In brief, at present firms doing criminal legal aid will have a ‘Standard Crime Contract’. This includes both duty work (at police stations and magistrates’ courts, acting for those who don’t have their own preferred solicitor) and own client work, where a client has specified that that firm is their preferred law firm. There are approximately 1600 existing Standard Crime Contracts. The proposed change is to create ‘two tier’ contracts. For these contracts, pretty much any firm already holding a Standard Crime Contract may apply for, and be granted, an Own Client Contract. There is no limit on the number of Own Client Contracts available. However, there will only be 527 Duty Contracts. This is, obviously, almost a 2/3 reduction on the current number of contracts for duty work in existence.

Firms submitted their tenders for Duty Contracts in early May of this year and will hear the outcome of the tender in September or October. Some firms chose not to tender for a variety of reasons; and many firms, including some of those who tendered, continue to hope that two tier contracts will not go ahead.
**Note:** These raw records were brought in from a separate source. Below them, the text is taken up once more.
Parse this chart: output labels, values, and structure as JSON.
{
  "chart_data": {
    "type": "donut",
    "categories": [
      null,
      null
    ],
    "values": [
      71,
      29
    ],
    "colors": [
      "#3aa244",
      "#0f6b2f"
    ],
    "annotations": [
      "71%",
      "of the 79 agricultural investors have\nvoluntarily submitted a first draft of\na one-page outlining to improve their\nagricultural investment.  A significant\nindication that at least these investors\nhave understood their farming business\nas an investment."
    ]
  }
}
The particular question at issue here is the way in which the court closures may affect the Duty Contracts. When firms tendered for Duty Contracts, they did so for particular designated areas. In each of these areas the courts and police stations were specified, and no doubt many or most firms tendered with a strong focus on their ability to cover the courts and police stations named in each designated area. If a firm found, for example, that in a particular contract area, the courts were located too far from their offices to make it economic to attend that court on a regular basis, then the firm would not have tendered for that area. Conversely a firm may have been more keen to tender for an area in which the courts or police stations are located conveniently for access from their office.
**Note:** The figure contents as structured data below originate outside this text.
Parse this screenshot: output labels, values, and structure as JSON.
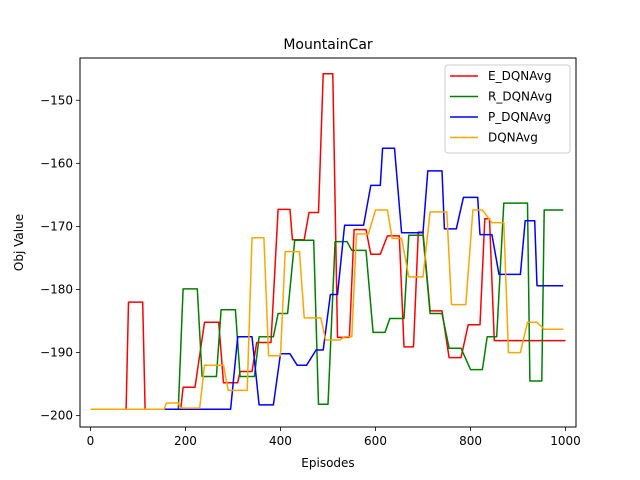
{
  "chart_data": {
    "type": "line",
    "title": "MountainCar",
    "xlabel": "Episodes",
    "ylabel": "Obj Value",
    "xlim": [
      -22,
      1022
    ],
    "ylim": [
      -201.8,
      -143.3
    ],
    "xticks": [
      0,
      200,
      400,
      600,
      800,
      1000
    ],
    "yticks": [
      -200,
      -190,
      -180,
      -170,
      -160,
      -150
    ],
    "grid": false,
    "legend_position": "top-right",
    "series": [
      {
        "name": "E_DQNAvg",
        "color": "#ff0000",
        "x": [
          0,
          75,
          80,
          110,
          115,
          190,
          195,
          220,
          240,
          270,
          280,
          310,
          315,
          340,
          350,
          380,
          395,
          420,
          425,
          450,
          460,
          480,
          490,
          510,
          520,
          545,
          555,
          580,
          590,
          610,
          625,
          650,
          660,
          680,
          690,
          700,
          715,
          740,
          755,
          780,
          795,
          820,
          830,
          840,
          850,
          880,
          890,
          910,
          915,
          935,
          945,
          960,
          975,
          1000
        ],
        "y": [
          -199,
          -199,
          -182,
          -182,
          -199,
          -199,
          -195.5,
          -195.5,
          -185.2,
          -185.2,
          -194.8,
          -194.8,
          -193,
          -193,
          -188.4,
          -188.4,
          -167.3,
          -167.3,
          -172.1,
          -172.1,
          -167.8,
          -167.8,
          -145.8,
          -145.8,
          -187.6,
          -187.6,
          -170.5,
          -170.5,
          -174.4,
          -174.4,
          -171.5,
          -171.5,
          -189.1,
          -189.1,
          -170.9,
          -170.9,
          -183.4,
          -183.4,
          -190.8,
          -190.8,
          -185.6,
          -185.6,
          -168.8,
          -168.8,
          -188.1,
          -188.1,
          -188.1,
          -188.1,
          -188.1,
          -188.1,
          -188.1,
          -188.1,
          -188.1,
          -188.1
        ]
      },
      {
        "name": "R_DQNAvg",
        "color": "#008000",
        "x": [
          0,
          185,
          195,
          225,
          235,
          265,
          275,
          305,
          315,
          345,
          355,
          385,
          395,
          415,
          430,
          470,
          480,
          500,
          515,
          540,
          550,
          580,
          595,
          620,
          630,
          660,
          670,
          700,
          715,
          740,
          755,
          780,
          800,
          825,
          835,
          855,
          870,
          890,
          895,
          920,
          925,
          950,
          955,
          975,
          995
        ],
        "y": [
          -199,
          -199,
          -179.9,
          -179.9,
          -193.8,
          -193.8,
          -183.2,
          -183.2,
          -193.8,
          -193.8,
          -187.5,
          -187.5,
          -183.8,
          -183.8,
          -172.2,
          -172.2,
          -198.2,
          -198.2,
          -172.4,
          -172.4,
          -173.8,
          -173.8,
          -186.8,
          -186.8,
          -184.6,
          -184.6,
          -171.4,
          -171.4,
          -183.8,
          -183.8,
          -189.3,
          -189.3,
          -192.7,
          -192.7,
          -187.5,
          -187.5,
          -166.3,
          -166.3,
          -166.3,
          -166.3,
          -194.5,
          -194.5,
          -167.4,
          -167.4,
          -167.4
        ]
      },
      {
        "name": "P_DQNAvg",
        "color": "#0000ff",
        "x": [
          0,
          180,
          190,
          295,
          310,
          340,
          355,
          385,
          400,
          420,
          435,
          455,
          475,
          490,
          505,
          520,
          535,
          550,
          555,
          575,
          590,
          610,
          615,
          640,
          655,
          670,
          675,
          700,
          710,
          740,
          745,
          770,
          785,
          815,
          820,
          845,
          860,
          875,
          885,
          905,
          915,
          935,
          940,
          965,
          995
        ],
        "y": [
          -199,
          -199,
          -199,
          -199,
          -187.5,
          -187.5,
          -198.3,
          -198.3,
          -190.2,
          -190.2,
          -192,
          -192,
          -189.6,
          -189.6,
          -180.8,
          -180.8,
          -169.8,
          -169.8,
          -169.8,
          -169.8,
          -163.5,
          -163.5,
          -157.6,
          -157.6,
          -171,
          -171,
          -171,
          -171,
          -161.2,
          -161.2,
          -170.4,
          -170.4,
          -165.4,
          -165.4,
          -171.3,
          -171.3,
          -177.6,
          -177.6,
          -177.6,
          -177.6,
          -169.1,
          -169.1,
          -179.4,
          -179.4,
          -179.4
        ]
      },
      {
        "name": "DQNAvg",
        "color": "#ffa500",
        "x": [
          0,
          155,
          160,
          185,
          190,
          230,
          240,
          280,
          290,
          330,
          340,
          365,
          375,
          400,
          410,
          440,
          450,
          485,
          495,
          525,
          535,
          550,
          560,
          585,
          600,
          625,
          635,
          655,
          670,
          700,
          715,
          750,
          760,
          790,
          805,
          825,
          845,
          870,
          880,
          905,
          920,
          940,
          955,
          995
        ],
        "y": [
          -199,
          -199,
          -198,
          -198,
          -198.8,
          -198.8,
          -192,
          -192,
          -196,
          -196,
          -171.8,
          -171.8,
          -190.5,
          -190.5,
          -174,
          -174,
          -184.5,
          -184.5,
          -188,
          -188,
          -187.5,
          -187.5,
          -171.2,
          -171.2,
          -167.4,
          -167.4,
          -171.9,
          -171.9,
          -178,
          -178,
          -167.7,
          -167.7,
          -182.4,
          -182.4,
          -167.4,
          -167.4,
          -169.4,
          -169.4,
          -190,
          -190,
          -185.2,
          -185.2,
          -186.3,
          -186.3
        ]
      }
    ]
  }
}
We can see from this that the court closures may be a game changer, particularly for law firms based in rural areas.  A hypothetical, but quite possible, example: a small law firm, Firm X, based in a rural area, tendered for one Duty Contract area. There are two criminal courts based in the duty contract area. One of them, Court A, is across the street from Firm X and the other, Court B, is further afield, perhaps an hour’s drive from Firm X. Then Court A is proposed for closure. This means that even if the volume of work does not decrease, because the work from Court A is transferred to Court B, the financial calculations for Firm X are now entirely different. Instead of half of their work being done across the street at Court A, and the other half being done an hour away at Court B, now all of their work is being done at Court B. But Firm X has tendered for the Duty contract with the expectation that Court A will remain open, and they have done their financial calculations on that basis. The entire functioning of Firm X may no longer be feasible – but they have already put in their tender. Now if they withdraw, they will not have the opportunity to re-tender for a more appropriate duty contract area, as the tender is closed; and without a Duty contract Firm X may not longer be financially viable at all.
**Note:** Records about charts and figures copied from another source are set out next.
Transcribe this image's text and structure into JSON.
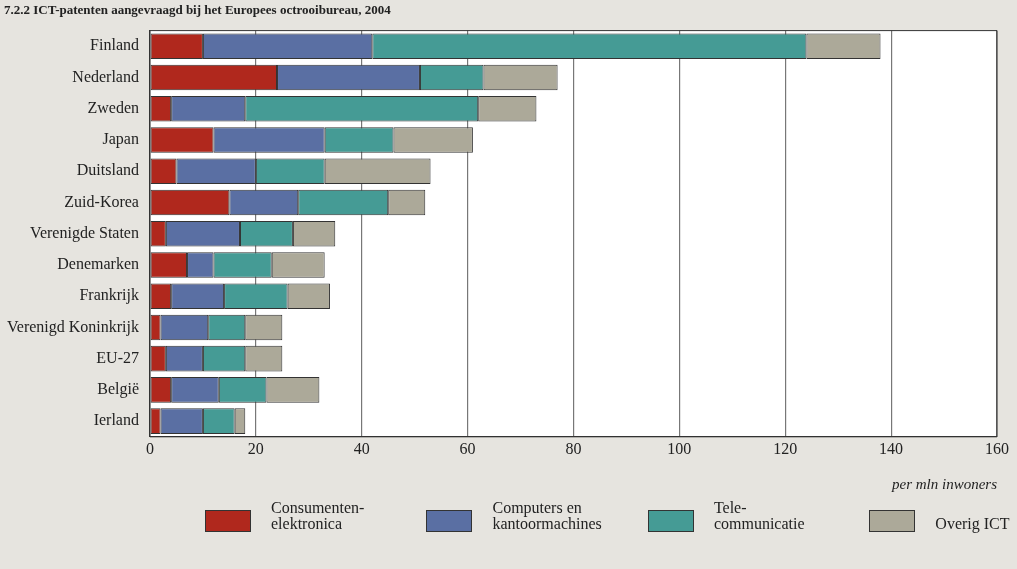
{
  "chart_data": {
    "type": "bar",
    "orientation": "horizontal",
    "stacked": true,
    "title": "7.2.2 ICT-patenten aangevraagd bij het Europees octrooibureau, 2004",
    "xlabel": "per mln inwoners",
    "categories": [
      "Finland",
      "Nederland",
      "Zweden",
      "Japan",
      "Duitsland",
      "Zuid-Korea",
      "Verenigde Staten",
      "Denemarken",
      "Frankrijk",
      "Verenigd Koninkrijk",
      "EU-27",
      "België",
      "Ierland"
    ],
    "series": [
      {
        "name": "Consumenten-\nelektronica",
        "color": "#b0281d",
        "values": [
          10,
          24,
          4,
          12,
          5,
          15,
          3,
          7,
          4,
          2,
          3,
          4,
          2
        ]
      },
      {
        "name": "Computers en\nkantoormachines",
        "color": "#5a6fa3",
        "values": [
          32,
          27,
          14,
          21,
          15,
          13,
          14,
          5,
          10,
          9,
          7,
          9,
          8
        ]
      },
      {
        "name": "Tele-\ncommunicatie",
        "color": "#459b95",
        "values": [
          82,
          12,
          44,
          13,
          13,
          17,
          10,
          11,
          12,
          7,
          8,
          9,
          6
        ]
      },
      {
        "name": "Overig ICT",
        "color": "#aca999",
        "values": [
          14,
          14,
          11,
          15,
          20,
          7,
          8,
          10,
          8,
          7,
          7,
          10,
          2
        ]
      }
    ],
    "xlim": [
      0,
      160
    ],
    "xticks": [
      0,
      20,
      40,
      60,
      80,
      100,
      120,
      140,
      160
    ],
    "grid": "x",
    "legend": "bottom"
  }
}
The above example may be an extreme one. However, it is surely the case that tenders were made on the basis of the existing courts and police stations prior to the proposed closures, and it seems at the least unfair, if not arguably in bad faith, that this consultation was launched after the tender process, thus preventing firms from taking possible closures into account in calculating the financial viability of their tenders. It should be acknowledged that for some firms, the opposite to the above example may happen: for them, all of their work will get closer to their office and become more convenient, and those firms may revise their expected profits upwards. But for many others this may have an overall negative effect and increase their operating costs, and those firms should have had the opportunity to consider the possibility of closures before submitting their tenders.

As we have had occasion to remark on this blog before, criminal legal aid firms do not in the main operate with large profit margins or have significant financial reserves to draw on. For some firms, then, if two tier does in fact go ahead, the court closures may be the straw that breaks the camel’s back.


The views expressed do not necessarily reflect those of the firm or its partners.